Then Peter said, “Silver or gold I do not have, but what I have I give to you. In the name of Jesus Christ of Nazareth, walk.”
Seeing the Greater Need
Strictly speaking, The Acts of the Apostles doesn’t start until Chapter 3. The first chapter describes Christ’s Ascension and final words to His followers: “You will receive power when the Holy Spirit comes on you; and you will be my witnesses in Jerusalem, and in all Judea and Samaria, and to the ends of the earth.” Chapter 2 tells how the Spirit came on Pentecost and chronicles Peter’s first great sermon, as well as the Early Church’s inception as a faith community. Not until the third chapter do we witness a specific apostolic act.
Peter and John come to the temple for afternoon prayers. A disabled beggar at its gate asks them for money. They don’t open their purses and the beggar turns his attention elsewhere. “Look at us!” Peter says; the beggar complies, expecting to receive some change. “It’s not what you want,” Peter explains, “but I’ve got what you need.” Empowered by the Holy Spirit and authorized by Christ, he tells the beggar (crippled from birth) to walk. As Peter helps him to his feet, strength enters the man’s body. To the amazement of all, he enters the temple with the apostles, walking, leaping, and praising God. What should amaze us, however, is Peter’s quickness to look beyond the man’s expectations and speak God’s power to his greater need. This epitomizes Christianity in action.

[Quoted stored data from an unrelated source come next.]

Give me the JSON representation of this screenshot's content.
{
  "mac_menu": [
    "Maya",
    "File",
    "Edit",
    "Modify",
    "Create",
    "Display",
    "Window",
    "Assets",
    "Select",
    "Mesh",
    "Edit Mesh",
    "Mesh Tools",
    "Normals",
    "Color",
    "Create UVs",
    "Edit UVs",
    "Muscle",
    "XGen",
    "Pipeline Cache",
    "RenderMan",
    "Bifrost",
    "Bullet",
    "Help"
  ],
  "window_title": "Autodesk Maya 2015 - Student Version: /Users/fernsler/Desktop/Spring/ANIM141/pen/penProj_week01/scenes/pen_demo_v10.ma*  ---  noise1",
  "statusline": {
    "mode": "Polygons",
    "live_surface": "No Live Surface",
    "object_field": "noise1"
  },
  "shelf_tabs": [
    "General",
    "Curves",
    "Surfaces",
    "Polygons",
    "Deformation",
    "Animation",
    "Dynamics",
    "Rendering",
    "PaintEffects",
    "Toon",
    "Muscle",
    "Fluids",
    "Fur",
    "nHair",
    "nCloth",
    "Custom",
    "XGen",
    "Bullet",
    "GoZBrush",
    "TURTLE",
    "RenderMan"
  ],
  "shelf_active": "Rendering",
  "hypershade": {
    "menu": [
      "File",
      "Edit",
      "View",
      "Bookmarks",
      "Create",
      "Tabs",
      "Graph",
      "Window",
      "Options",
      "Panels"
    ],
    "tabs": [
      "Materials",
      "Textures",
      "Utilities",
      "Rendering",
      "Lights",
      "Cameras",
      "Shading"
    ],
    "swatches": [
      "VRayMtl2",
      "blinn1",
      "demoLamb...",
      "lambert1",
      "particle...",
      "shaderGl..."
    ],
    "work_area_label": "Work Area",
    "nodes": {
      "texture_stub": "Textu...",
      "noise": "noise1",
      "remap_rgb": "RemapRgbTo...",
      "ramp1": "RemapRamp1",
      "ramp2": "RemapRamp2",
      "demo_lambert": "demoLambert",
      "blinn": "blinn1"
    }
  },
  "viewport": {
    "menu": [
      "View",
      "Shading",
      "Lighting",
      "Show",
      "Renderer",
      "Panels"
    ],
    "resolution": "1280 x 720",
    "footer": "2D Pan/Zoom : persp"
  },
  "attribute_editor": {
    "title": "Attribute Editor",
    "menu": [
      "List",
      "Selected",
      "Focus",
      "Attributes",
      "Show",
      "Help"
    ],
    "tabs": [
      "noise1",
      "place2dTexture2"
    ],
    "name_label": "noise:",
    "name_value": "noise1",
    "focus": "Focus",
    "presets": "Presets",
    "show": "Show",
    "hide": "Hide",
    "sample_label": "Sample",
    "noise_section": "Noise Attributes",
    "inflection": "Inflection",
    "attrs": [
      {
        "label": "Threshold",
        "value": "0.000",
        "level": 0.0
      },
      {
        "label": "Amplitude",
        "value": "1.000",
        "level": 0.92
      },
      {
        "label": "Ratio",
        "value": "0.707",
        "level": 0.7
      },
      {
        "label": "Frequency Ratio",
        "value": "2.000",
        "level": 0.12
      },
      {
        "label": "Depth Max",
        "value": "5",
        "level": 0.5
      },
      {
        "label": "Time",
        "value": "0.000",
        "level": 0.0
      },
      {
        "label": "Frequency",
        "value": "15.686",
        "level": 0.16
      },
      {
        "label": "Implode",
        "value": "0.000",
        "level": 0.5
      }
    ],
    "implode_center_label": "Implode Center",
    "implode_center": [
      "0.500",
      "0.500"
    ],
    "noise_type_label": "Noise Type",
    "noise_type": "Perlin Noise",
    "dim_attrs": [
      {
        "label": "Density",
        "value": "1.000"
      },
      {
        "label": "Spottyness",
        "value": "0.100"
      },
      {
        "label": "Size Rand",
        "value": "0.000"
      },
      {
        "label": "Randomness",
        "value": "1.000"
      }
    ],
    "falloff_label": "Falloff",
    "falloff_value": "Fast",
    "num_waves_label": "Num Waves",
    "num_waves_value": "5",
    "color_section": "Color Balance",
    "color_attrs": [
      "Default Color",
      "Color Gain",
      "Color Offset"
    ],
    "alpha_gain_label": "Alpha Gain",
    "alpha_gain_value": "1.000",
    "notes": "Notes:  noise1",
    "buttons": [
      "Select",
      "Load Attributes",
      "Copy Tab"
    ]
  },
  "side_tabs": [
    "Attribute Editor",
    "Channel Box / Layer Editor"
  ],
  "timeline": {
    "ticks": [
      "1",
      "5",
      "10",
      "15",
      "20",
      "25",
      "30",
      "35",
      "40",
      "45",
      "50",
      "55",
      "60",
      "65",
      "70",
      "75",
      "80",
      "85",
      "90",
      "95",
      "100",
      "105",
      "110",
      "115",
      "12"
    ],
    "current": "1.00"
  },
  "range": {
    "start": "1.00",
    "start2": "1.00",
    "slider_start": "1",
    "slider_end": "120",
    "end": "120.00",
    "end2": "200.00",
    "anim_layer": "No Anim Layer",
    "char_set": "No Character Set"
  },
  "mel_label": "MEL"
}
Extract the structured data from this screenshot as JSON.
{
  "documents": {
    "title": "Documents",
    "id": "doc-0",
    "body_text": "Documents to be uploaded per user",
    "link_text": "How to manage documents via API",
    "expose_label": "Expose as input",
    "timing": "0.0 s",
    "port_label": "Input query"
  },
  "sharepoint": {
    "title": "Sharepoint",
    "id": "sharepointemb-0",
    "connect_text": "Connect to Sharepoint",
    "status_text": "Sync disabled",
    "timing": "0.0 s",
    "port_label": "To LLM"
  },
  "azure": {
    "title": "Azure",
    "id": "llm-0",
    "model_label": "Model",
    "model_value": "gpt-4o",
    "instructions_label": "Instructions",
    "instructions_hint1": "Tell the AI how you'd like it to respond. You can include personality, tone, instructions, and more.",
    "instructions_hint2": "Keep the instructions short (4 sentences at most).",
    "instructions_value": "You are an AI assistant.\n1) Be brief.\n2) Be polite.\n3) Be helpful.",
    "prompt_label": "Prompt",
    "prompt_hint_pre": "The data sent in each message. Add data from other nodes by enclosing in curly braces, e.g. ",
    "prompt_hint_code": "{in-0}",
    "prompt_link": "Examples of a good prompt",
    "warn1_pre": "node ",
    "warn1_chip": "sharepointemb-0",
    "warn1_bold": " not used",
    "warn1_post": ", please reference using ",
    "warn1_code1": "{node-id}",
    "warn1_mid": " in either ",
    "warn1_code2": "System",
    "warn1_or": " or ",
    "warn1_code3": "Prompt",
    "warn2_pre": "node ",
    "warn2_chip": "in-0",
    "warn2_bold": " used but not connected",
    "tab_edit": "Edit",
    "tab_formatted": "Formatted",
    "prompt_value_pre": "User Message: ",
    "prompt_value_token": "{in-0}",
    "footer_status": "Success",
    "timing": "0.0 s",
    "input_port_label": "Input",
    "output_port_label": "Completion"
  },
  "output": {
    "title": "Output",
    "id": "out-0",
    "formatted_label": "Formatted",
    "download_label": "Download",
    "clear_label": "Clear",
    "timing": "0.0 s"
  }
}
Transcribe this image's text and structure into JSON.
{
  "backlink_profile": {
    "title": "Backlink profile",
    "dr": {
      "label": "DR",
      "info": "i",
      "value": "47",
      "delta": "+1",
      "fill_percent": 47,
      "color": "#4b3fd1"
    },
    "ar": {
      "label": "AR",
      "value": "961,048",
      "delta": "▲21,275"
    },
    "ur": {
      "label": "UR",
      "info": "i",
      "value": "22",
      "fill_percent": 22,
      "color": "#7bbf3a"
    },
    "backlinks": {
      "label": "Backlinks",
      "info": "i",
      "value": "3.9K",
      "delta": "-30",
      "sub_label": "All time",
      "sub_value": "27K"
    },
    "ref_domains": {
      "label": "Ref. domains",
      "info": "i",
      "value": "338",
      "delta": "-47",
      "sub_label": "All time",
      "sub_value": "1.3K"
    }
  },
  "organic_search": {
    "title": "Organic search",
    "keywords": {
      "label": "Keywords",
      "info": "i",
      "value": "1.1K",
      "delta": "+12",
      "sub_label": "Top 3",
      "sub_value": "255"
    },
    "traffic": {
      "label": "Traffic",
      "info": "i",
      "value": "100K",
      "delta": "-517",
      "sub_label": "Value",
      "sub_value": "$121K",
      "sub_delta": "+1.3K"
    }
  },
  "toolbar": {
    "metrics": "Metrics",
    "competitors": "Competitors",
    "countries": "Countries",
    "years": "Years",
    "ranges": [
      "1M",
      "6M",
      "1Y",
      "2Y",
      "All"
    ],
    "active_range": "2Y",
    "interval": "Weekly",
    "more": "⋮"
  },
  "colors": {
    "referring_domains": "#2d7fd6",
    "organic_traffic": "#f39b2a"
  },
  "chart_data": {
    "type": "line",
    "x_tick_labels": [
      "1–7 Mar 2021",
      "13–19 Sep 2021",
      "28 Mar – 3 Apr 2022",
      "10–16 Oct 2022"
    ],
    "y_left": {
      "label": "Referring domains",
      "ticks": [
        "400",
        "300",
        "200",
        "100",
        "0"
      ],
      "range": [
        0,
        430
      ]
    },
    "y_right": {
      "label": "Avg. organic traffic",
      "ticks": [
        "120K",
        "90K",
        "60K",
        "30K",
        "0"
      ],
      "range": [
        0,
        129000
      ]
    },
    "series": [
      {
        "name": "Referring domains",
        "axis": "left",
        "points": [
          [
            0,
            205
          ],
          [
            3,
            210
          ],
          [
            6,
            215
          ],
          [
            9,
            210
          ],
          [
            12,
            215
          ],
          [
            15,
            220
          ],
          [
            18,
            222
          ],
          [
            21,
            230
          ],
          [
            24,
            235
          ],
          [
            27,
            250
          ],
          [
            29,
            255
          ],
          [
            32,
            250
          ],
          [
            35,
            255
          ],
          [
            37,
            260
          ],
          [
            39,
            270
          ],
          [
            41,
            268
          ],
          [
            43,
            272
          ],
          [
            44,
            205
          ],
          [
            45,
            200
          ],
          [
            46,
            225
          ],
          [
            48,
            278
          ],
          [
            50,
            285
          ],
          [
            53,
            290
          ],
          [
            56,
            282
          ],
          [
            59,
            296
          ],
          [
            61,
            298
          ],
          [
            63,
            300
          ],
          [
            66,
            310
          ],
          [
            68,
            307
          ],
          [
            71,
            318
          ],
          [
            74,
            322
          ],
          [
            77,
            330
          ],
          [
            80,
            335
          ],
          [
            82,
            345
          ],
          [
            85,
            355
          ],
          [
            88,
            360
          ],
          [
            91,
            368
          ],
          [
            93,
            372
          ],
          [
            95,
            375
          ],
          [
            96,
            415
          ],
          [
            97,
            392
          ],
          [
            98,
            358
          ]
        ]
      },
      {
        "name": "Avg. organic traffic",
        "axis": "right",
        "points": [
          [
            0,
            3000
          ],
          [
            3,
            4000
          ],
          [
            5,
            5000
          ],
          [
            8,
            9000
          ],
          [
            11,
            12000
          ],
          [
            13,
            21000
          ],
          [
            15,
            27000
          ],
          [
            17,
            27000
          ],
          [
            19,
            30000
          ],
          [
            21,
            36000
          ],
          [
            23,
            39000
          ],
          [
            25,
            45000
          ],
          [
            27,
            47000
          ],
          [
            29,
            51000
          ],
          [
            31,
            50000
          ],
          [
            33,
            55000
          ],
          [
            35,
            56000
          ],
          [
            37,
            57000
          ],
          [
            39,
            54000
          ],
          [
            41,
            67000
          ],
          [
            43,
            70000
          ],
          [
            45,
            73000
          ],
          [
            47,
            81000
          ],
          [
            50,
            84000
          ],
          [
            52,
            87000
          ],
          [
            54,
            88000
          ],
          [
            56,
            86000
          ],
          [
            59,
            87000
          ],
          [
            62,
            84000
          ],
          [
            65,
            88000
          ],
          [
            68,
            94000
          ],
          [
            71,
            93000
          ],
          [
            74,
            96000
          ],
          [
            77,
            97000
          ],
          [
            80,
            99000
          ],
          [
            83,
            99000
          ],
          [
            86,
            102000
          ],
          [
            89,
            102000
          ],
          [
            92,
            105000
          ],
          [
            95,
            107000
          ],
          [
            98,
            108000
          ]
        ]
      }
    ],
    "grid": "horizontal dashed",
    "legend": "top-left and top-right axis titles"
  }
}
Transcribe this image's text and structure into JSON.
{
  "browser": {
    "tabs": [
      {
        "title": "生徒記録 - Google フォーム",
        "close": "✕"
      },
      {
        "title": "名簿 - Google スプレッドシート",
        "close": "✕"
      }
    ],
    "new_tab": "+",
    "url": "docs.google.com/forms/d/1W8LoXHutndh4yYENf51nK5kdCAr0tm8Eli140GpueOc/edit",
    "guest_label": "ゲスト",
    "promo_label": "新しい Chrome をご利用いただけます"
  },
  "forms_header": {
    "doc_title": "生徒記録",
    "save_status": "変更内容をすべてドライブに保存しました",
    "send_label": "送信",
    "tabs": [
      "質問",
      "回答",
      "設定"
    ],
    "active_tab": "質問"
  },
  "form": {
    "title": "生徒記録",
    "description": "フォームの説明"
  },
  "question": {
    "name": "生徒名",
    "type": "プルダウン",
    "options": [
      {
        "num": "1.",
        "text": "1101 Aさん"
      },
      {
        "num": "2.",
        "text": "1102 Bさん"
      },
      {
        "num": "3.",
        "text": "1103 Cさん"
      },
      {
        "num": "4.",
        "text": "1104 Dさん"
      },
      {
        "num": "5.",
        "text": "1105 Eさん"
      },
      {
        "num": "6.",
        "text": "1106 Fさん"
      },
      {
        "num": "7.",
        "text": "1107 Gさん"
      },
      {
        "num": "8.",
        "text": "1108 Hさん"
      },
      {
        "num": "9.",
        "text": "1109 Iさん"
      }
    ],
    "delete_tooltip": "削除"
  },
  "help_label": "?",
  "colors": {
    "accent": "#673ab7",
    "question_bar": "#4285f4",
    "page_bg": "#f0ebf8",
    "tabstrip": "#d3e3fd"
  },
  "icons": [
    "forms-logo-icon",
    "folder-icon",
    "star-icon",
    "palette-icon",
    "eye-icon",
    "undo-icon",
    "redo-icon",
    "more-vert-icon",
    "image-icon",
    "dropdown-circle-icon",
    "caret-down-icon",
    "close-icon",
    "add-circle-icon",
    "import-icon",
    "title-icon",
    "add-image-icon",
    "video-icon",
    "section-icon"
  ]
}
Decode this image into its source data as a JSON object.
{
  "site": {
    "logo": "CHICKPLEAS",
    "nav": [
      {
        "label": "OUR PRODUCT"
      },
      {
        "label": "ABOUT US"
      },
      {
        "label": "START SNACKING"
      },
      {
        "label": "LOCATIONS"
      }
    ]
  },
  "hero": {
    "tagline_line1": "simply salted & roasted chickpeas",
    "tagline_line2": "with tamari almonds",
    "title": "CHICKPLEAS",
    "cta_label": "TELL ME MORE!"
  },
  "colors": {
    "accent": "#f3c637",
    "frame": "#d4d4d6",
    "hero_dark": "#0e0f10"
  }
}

Although Peter’s calling to lead the church was unique, the power He received was not. In his Pentecost message, he stressed the Holy Spirit “is for you and your children and for all who are far off—for all whom the Lord our God will call.” (Acts 2.39) So, does having the same power as him mean we can or should perform the same feats—heal homeless people, for instance? Those who think so are entitled to their beliefs. But even others who recoil from such a literal idea should heed Peter’s example. When we yield to the Holy Spirit, His power transforms how we approach and respond to the world. We go past what’s expected of us to meet the greater need. We turn faith into service.
Fanning the Flame
In 2 Timothy 1, Paul reminds us “to fan into flame the gift of God, which is in you,” adding, “God did not give us a spirit of timidity, but a spirit of power, of love and of self-discipline.” God provides us special gifts and asks us to stir them to life. In our daily activities certainly, but also when entering the halls of faith, we should watch and listen for opportunities to apply our talents to unmet needs. God hasn’t given you a timid spirit. He’s given you the power to love others and the ability to discipline yourself by His Spirit. His gift is in you. You have something people need. Be like Peter. Give what you’ve got.
The Holy Spirit empowers us go beyond what's expected and meet the greater need.